One such problem is the famous “one-dollar problem.”
This isn’t a cheap version of the famous seven Millennium Problems; the one-dollar problem originates from a simple “social” game. An auctioneer offers a dollar to the highest bidder. Bids must increase by at least 5 cents. However, unlike standard auctions, there’s an additional rule: the second-highest bidder must still pay their bid.
For example, if Eve offers her dollar, Bob bids 10 cents, and Alice bids 15 cents, Alice will win the dollar if everyone stops bidding. Alice will pay her 15 cents, while Bob must still pay his 10 cents. If a third participant, Charlie, enters and bids 20 cents, and no one raises the bid further, Charlie will win the dollar for 20 cents. Alice will still have to pay her 15 cents, while Bob, being the third-highest bidder, won’t pay anything.

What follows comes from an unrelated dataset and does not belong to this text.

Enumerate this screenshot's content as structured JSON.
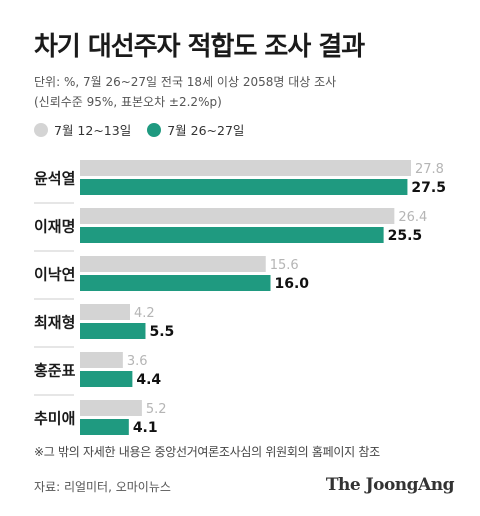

This small additional rule, requiring the second-highest bidder to pay, seems harmless but generates true paradoxes where participants bid far more than one dollar to try to win it.
The social mechanism at play begins with a desire not to lose face: when two acquaintances compete for the prize, giving up might be seen as a sign of weakness. Additionally, a sense of having already invested too much to quit develops. For instance, if someone bids 70 cents and gets outbid, they might think, “I’ve already invested 70 cents; adding another 10 to bid 80 cents is a small cost compared to winning the dollar.” However, this short-sighted and opportunistic reasoning perpetuates itself in a cycle.

In its simplicity, this model reflects much more complex and frequently occurring real-life situations. It was extensively studied by mathematician and sociologist Martin Shubik, who named it “The Dollar Auction Game.” In various studies, it was observed that, in many cases, bids could even exceed $20!
This small problem is a lesson in decision-making: we should not base our choices solely on how much we’ve already invested. Instead, we must look ahead and consider whether continuing will truly improve the situation.